Лишь капли дождя, всё громче стучавшие по окну, словно подтверждали: конфликт, который четыре года скрывался в тени, наконец вырвался наружу.

Анна всю ночь ворочалась, как будто лежала на раскалённой сковороде.

То переворачивалась на бок, то на спину, затем снова на бок.

Рядом Дмитрий тихо сопел, иногда похрапывал — это только раздражало её ещё больше.

Тянуло толкнуть его локтем в ребра, чтобы заставить замолчать, но внутри всё бушевало так сильно, что уснуть не удавалось.

К утру глаза были красными, словно она пролила слёзы всю ночь.

Хотя слёз не было.

Только злость.

Так концентрированная, что можно было разлить её по бутылочкам и продавать, как яд.
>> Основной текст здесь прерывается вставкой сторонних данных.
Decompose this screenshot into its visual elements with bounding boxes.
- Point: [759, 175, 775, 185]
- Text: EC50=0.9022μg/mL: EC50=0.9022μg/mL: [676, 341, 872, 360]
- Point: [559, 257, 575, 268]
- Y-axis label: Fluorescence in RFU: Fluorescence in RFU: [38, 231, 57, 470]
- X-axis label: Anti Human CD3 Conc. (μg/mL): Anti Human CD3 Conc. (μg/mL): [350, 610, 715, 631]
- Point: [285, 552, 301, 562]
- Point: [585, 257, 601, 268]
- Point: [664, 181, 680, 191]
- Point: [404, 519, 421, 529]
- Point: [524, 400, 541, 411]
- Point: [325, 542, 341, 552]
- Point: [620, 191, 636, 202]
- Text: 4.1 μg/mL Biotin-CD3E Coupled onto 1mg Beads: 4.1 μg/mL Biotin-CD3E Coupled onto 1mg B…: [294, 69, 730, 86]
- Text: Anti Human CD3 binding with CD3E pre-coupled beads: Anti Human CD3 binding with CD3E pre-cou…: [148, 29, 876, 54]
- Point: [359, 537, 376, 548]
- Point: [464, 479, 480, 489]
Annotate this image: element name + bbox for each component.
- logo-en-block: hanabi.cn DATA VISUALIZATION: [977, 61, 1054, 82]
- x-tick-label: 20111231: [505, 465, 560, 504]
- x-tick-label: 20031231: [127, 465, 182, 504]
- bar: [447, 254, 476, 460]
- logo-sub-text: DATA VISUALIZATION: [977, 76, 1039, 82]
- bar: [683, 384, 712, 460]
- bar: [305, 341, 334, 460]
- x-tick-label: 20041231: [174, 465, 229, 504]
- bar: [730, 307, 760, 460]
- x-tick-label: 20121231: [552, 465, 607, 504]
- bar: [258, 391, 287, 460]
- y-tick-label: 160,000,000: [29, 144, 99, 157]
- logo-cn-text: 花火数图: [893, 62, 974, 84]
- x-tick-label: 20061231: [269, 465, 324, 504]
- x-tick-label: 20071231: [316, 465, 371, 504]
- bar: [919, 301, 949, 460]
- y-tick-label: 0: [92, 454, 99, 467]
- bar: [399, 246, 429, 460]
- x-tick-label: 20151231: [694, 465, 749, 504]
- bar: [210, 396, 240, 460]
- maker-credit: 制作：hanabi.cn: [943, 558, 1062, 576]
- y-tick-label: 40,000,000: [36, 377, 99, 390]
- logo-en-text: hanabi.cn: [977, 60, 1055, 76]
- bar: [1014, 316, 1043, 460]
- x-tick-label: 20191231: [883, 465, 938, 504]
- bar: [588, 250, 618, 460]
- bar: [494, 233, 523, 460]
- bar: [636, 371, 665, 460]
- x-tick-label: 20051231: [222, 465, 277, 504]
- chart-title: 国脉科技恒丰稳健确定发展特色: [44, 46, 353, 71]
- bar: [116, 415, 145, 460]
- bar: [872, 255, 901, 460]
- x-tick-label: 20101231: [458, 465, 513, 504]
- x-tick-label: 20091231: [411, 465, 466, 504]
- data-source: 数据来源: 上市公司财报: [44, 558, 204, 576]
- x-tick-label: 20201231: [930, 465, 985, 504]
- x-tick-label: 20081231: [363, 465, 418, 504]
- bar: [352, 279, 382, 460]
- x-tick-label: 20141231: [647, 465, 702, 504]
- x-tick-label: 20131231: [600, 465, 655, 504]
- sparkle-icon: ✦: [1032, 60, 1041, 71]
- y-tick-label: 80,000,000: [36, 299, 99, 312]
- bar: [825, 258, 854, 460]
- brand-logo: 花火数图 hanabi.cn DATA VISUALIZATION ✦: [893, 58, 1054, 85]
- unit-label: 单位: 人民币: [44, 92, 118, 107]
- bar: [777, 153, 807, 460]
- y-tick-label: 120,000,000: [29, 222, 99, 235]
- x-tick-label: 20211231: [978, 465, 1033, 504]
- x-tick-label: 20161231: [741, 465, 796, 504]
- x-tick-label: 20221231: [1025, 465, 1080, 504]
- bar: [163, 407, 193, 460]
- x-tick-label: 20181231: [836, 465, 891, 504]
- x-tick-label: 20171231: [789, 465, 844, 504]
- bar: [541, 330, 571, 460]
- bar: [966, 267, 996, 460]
На кухне пахло свежесваренным кофе.

Дмитрий возился с туркой, делая вид, что всё идёт по-прежнему. — Доброе утро, — тихо сказал он, не поднимая взгляда. — Угу, — отозвалась Анна.

Между ними воцарилась гнетущая тишина.

В этот момент Анна вдруг осознала: молчание страшнее любого крика.

Крик — это эмоции, жизнь.

А молчание — это конец. — Послушай, не злись, — наконец произнёс Дмитрий. — Ладно, я не сказал.

Ну и что?

Зато квартира есть.

Мама помогла.

В этом нет ничего страшного. — Ничего страшного? — Анна резко подняла голову. — Четыре года я пахала, а ты заставил меня чувствовать себя героиней, которая всё тянет ради семьи.

А на деле я здесь просто дурочка. — Да брось, не говори так, — Дмитрий дернулся, словно хотел взять её за руку, но передумал. — Ты всё равно многое сделала.

Но мама же не чужая… — Вот именно, что не чужая.

Теперь она считает себя хозяйкой.

Вчера прямо заявила об этом. — Ну, ты тоже перегнула, — пробормотал он. — Надо было спокойнее… — Спокойнее?! — Анна вскочила так резко, что стул с грохотом упал. — Ты что, меня за идиотку держишь?